Cleaning my mother’s home and getting it ready for its sale, my brothers and I had to go over every item in the house! Wow! Why do we humans gather the “junk” and for some, like our mom, “save everything”?
In the midst of the drudgery of cleaning out 92 years of accumulation come the memories and their associated emotions – for us, mostly good memories of fun times as children. But, for me, a deeper connection with the love shared between my parents that seems to have had a life even longer than their earthly one.
In a large trunk were hundreds of letters written daily, between this man and women, of love, longing and future dreams at a very dark time in our nation’s history – World War II. I read just a few yesterday and somehow longed for a time when hand written letters were the primary mode of communication – not the internet!
Something happens as you write by hand that spell check or backspace can’t take away – it is the feelings, emotions of the mind and the connection to the pen. I think this type of writing has a beauty and pulse all on its own.
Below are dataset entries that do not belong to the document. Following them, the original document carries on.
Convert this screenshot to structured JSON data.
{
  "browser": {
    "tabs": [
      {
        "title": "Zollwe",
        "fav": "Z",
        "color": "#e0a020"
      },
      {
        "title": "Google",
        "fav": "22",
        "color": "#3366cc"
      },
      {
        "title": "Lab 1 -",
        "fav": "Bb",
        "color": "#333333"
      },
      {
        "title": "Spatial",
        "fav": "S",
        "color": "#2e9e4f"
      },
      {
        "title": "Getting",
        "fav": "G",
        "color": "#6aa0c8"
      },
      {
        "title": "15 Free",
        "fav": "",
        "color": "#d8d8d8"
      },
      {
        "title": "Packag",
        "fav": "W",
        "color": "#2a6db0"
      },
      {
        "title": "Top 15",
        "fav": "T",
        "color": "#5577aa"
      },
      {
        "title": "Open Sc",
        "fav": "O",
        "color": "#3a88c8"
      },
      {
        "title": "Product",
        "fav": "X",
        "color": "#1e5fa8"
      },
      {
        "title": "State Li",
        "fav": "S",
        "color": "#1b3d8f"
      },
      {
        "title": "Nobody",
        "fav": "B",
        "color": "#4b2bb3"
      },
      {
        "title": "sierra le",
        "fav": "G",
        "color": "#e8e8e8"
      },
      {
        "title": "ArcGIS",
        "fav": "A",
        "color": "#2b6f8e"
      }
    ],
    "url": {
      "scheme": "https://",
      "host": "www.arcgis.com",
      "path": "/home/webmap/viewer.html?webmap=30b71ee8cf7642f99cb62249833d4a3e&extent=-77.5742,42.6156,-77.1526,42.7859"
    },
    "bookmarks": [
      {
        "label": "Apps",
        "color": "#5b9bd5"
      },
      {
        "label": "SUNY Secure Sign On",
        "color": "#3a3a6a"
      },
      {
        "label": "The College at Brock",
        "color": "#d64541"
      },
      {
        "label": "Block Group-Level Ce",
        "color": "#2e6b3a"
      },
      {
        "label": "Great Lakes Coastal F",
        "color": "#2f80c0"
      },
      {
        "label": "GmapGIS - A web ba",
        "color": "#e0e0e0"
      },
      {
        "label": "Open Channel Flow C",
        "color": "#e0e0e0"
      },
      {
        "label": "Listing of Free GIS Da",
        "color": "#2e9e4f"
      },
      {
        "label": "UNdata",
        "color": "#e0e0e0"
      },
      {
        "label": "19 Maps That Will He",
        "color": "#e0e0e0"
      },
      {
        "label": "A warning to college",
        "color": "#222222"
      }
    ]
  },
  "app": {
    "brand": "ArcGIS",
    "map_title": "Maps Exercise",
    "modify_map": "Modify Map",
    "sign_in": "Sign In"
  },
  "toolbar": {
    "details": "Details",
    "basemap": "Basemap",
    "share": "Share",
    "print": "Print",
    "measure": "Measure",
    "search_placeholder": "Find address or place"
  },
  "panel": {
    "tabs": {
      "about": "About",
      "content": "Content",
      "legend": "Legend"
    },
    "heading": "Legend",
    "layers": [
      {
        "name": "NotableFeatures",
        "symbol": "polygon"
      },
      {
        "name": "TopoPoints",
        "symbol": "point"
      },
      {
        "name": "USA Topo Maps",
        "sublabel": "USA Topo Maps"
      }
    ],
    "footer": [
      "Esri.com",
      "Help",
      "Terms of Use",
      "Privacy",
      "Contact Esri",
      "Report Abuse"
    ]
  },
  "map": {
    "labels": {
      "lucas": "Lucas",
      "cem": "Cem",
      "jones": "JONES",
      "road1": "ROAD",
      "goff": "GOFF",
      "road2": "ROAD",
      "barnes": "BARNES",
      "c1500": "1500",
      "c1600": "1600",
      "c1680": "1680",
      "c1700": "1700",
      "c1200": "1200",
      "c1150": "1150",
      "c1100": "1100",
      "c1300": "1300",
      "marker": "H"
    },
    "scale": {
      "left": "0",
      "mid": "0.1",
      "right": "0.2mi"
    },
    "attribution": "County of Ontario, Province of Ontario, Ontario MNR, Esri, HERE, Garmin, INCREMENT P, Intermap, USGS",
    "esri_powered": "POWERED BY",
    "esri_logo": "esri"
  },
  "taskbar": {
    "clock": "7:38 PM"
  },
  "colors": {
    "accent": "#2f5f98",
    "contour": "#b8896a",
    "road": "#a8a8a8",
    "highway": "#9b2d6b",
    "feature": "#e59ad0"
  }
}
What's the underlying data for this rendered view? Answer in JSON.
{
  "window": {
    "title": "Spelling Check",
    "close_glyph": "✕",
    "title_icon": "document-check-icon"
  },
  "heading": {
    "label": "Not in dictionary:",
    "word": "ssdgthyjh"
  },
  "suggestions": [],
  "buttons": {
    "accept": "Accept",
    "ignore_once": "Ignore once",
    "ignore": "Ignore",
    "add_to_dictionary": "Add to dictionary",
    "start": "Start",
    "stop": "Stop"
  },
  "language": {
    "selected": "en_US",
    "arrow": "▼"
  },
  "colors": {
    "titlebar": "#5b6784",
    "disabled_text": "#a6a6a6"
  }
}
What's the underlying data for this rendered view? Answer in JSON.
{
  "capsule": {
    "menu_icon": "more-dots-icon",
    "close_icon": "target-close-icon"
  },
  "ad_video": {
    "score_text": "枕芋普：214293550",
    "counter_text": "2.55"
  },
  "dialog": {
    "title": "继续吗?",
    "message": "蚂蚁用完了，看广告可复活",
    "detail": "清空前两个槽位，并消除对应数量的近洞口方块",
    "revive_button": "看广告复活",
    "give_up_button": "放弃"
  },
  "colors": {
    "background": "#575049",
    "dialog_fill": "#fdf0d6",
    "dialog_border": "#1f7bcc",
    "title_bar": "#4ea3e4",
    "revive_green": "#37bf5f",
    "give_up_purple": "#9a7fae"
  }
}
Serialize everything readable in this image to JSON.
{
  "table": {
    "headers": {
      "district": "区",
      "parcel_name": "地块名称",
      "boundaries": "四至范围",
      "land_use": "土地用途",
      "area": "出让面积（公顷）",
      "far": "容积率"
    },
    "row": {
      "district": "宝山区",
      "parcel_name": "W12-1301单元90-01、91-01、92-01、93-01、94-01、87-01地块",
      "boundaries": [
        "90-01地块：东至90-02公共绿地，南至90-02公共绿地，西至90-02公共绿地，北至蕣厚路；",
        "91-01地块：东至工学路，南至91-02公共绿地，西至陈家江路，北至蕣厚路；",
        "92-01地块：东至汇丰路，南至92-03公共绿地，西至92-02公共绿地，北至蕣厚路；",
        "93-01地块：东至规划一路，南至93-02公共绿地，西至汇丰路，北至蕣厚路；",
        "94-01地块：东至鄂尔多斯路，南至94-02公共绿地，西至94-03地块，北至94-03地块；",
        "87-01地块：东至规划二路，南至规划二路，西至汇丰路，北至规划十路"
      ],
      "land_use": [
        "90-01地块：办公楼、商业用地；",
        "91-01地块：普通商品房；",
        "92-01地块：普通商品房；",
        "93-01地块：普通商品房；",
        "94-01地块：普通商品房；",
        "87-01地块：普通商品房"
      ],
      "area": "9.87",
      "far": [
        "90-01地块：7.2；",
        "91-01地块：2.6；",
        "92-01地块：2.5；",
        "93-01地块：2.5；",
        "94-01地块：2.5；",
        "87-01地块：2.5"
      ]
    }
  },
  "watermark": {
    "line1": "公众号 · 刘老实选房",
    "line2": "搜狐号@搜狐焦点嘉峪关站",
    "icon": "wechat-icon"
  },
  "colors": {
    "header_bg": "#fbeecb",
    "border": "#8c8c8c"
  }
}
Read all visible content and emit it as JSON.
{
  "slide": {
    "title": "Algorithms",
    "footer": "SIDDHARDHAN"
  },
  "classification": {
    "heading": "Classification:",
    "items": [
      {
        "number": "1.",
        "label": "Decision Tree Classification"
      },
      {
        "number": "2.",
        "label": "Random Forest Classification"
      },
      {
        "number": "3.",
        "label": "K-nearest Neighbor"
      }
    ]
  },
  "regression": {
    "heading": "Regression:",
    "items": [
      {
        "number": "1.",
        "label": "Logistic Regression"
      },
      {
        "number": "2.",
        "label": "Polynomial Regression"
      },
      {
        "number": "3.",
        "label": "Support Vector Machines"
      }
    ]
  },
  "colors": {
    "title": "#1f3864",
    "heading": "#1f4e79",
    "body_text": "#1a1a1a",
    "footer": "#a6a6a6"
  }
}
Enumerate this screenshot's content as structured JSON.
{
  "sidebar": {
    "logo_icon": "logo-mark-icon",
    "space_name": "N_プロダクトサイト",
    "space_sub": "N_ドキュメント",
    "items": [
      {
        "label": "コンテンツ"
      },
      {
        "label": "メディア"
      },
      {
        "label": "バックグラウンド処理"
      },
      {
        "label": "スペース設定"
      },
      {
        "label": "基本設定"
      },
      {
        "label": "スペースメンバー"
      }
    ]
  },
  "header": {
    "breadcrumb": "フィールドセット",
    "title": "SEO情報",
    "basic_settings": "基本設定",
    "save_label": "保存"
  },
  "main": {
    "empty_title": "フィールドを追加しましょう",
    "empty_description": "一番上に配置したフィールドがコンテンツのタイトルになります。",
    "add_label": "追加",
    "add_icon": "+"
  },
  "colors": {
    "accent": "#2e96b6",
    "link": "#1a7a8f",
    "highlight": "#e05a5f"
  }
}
The letter I read last night from mom to dad (he was in the Navy in the South Pacific) starts off with “I don’t have much to say, it has been a boring day but I did have fun with the baby” (me). But, as she writes she remembers a car he could buy when he returns, and something she was going to do the coming weekend with friends and this letter that started with “I don’t have much to say” then is filled with details of moments, ideas, future plans and longing love. This short letter ended up being 4 pages.
She started with a blank page and, I would assume, the unexpressed fears of the dark unknowns of war time and ended up easing her own anxiety. It is easy for me to see that, as she wrote, she changed her mood and was uplifted by their love. Her written words were her therapy.
I am fortunate to know this of my parents’ relationship and somehow wish for those simpler times when communication was not in “real” time!